An Answer: Where Do You Go?
She is quiet, about five-foot-seven, detached, genuine, and especially polite. She lives with her dad in Endwell, or with her mom in the trailer park.
This is how Mallory thinks of herself. Warily the girl with the blond hair sits upon the sofa; carefully the girl with the glasses considers the few numbers in her phone. Whether she can trust Sarah. If Marcus has changed. For every error in judgement upsets everyone, and every lapse in reason wreaks havoc with everything for days. No antidepressants, no painkillers, no pot, no beer, no liquor, no cigarettes, nothing that truly excites, revives, or rests her. Only the Internet and a little anonymous conversation, voices without inflection, asexual, in acronyms with their melted meanings she speaks (as a girl speaks who for years has been beaten and abused sexually and believes suddenly that she has found someone she can trust).
Down the hall into the little, narrow, sparsely furnished bedroom, where drawings, sketches, etchings, and water colors are piled upon her dresser, her desk. The bed made, a sheet covering the window, over in a corner folded neatly upon a chair her cheerleading uniform, and beneath the chair her white tennis sneakers, one sneaker set beside the other, the toes smudged with dirt. Beside the door is her backpack.
Otherwise only the artwork, and beneath her bed the tubes and the bottles and the containers and the sprays and the sandwich bags which she uses against the headaches; against the swirling nausea; against cramps in her abdomen; against the nosebleeds; against it all. A terrifying arsenal of aerosol and cement, yet the only assistance against the ringing silence of this empty room in which she never rests. In boxer shorts and a t-shirt, her face flushed, her glasses pressed close to the paper, with one leg pulled beneath her carefully she draws, she draws what she has drawn before: Waves. Giant, fantastic waves her tired eyes can scarcely admire. For hours she sits like this and draws as her eyes burn.

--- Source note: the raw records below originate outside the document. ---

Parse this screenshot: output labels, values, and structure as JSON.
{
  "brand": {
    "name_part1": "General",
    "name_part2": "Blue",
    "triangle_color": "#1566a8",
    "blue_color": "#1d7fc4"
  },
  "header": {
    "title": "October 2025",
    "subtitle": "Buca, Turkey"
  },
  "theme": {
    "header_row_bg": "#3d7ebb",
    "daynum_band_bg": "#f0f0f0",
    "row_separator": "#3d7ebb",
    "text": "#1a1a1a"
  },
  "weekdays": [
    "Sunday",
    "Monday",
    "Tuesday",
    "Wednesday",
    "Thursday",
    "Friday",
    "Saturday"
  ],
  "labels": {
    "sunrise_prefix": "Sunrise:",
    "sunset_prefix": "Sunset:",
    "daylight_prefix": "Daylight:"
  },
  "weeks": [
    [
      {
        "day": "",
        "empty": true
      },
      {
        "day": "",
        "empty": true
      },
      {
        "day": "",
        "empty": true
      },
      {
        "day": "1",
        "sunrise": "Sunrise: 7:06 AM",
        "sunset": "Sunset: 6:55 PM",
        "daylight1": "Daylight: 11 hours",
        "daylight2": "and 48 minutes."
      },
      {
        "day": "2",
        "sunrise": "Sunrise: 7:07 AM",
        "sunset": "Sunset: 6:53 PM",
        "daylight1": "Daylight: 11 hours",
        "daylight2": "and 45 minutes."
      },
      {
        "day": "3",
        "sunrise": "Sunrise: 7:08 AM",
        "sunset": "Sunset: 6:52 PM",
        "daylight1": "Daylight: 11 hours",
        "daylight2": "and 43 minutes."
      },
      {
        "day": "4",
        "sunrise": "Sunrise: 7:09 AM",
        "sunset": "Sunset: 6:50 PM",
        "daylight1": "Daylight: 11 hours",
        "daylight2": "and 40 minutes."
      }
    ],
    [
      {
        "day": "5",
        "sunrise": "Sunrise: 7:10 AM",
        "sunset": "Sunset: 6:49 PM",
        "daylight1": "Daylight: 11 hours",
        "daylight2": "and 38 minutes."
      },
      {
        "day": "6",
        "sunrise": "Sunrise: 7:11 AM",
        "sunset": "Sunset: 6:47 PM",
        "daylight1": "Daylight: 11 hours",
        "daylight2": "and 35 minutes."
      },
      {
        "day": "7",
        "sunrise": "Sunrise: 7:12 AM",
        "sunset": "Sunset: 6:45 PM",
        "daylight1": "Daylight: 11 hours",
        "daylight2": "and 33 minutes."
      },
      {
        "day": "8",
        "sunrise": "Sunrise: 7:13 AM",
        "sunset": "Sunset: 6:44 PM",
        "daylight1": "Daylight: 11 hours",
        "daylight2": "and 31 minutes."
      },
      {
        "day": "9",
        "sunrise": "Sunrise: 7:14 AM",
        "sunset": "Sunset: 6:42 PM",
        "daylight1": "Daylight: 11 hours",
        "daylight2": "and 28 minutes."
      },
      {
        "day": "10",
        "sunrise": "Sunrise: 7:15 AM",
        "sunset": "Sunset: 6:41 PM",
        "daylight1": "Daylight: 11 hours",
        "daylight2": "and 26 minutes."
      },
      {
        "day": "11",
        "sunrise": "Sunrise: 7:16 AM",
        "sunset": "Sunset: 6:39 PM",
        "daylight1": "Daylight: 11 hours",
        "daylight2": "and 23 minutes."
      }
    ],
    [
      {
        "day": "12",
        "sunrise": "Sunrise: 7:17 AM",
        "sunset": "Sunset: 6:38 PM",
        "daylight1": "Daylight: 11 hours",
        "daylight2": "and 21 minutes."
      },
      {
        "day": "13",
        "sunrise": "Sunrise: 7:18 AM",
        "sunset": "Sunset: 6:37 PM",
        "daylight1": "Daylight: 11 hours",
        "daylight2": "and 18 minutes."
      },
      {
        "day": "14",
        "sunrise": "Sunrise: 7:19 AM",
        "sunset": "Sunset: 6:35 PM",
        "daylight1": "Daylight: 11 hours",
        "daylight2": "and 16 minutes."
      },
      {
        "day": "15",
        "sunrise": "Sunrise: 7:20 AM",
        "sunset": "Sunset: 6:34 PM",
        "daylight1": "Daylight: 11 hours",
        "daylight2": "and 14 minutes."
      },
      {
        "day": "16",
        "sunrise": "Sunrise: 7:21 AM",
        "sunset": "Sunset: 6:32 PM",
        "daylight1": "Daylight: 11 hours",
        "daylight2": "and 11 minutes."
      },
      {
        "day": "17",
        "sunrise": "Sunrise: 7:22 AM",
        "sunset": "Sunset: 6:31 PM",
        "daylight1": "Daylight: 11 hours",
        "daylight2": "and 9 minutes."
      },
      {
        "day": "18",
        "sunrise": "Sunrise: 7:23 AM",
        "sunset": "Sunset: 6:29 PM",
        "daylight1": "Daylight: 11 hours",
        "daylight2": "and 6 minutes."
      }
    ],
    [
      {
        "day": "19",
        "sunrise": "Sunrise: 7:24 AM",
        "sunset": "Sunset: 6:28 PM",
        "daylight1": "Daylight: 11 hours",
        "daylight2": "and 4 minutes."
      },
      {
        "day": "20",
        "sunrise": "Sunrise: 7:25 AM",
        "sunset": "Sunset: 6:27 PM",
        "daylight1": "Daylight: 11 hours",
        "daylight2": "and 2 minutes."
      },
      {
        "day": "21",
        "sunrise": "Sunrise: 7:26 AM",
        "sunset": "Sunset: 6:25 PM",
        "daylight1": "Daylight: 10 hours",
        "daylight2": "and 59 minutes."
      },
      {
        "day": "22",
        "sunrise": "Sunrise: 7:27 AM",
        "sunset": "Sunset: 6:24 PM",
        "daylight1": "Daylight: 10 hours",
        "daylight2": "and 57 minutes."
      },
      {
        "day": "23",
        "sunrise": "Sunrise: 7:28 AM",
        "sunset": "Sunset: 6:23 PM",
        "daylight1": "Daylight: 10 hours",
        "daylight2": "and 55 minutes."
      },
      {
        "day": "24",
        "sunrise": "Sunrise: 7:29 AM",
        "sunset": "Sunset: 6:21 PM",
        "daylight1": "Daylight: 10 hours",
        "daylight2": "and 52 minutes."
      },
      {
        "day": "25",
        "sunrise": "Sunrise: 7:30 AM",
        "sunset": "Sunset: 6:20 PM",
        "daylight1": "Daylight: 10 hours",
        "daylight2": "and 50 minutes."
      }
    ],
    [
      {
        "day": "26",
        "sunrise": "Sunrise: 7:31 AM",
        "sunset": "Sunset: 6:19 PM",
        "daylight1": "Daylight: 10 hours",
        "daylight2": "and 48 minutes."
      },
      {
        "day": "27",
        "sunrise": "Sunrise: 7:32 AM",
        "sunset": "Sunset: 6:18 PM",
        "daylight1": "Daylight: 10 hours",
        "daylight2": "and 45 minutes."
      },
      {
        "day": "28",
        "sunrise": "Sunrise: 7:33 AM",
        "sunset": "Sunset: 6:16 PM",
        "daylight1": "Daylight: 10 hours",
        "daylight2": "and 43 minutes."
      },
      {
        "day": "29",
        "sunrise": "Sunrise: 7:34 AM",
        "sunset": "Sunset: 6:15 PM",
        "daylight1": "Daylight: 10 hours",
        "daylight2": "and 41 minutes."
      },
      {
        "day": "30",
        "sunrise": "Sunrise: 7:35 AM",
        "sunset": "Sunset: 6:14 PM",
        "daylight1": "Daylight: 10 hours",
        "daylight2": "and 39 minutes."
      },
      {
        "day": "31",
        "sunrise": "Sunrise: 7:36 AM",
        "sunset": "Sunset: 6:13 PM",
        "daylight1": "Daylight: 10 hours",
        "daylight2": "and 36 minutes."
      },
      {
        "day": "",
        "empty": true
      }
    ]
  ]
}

This is the framework; this doesn't change. But her drawings reveal another dimension, for at times they are beautiful and mysterious. Yet the clue to her drawings is that they come from the mind of a very unhappy girl. Often they are really less drawings than manic manifestations of the conversations she holds with herself. Now a yet yawning gulf, now a sullen white surf beat against its sides so violently that sequelae is not too severe a conclusion for - me - her counselors to draw, and yet the feeling of her own inadequacy, evident even in her earliest work, is unclear even to those who wish to see. Convinced that those surrounding her have no idea who she is, and invariably acceptant of her hateful and misguided peers, she feels often and acutely the hurt that those who should understand her know her no better than casual acquaintances. People she might pass on the street.
Mallory is not remarkable, nor is she especially noticed. Like a second Andrea Yates, she is given a stare at once vacant and wild, as if opening upon some frightful and unknown dimension, and unwittingly the image conjured is that of the single mother, the pregnant teen walking full term down the hallway, her belly making full the wide expanse of her red hooded sweatshirt. It is thus that her teachers feel no choice but to portray her, a modern-day martyr, a Pandora exposed, hoping thereby to subject this quiet child to no more scrutiny than necessary from children absent from faith, devoid of religion, who, disturbed by years of television and endless hours of Internet, are incapable of perceiving pathos unless it is produced and packaged as a show, a commercial, something to be consumed.
But sadness is not subjective. The true likeness of Mallory is not as simple anyone would have us believe.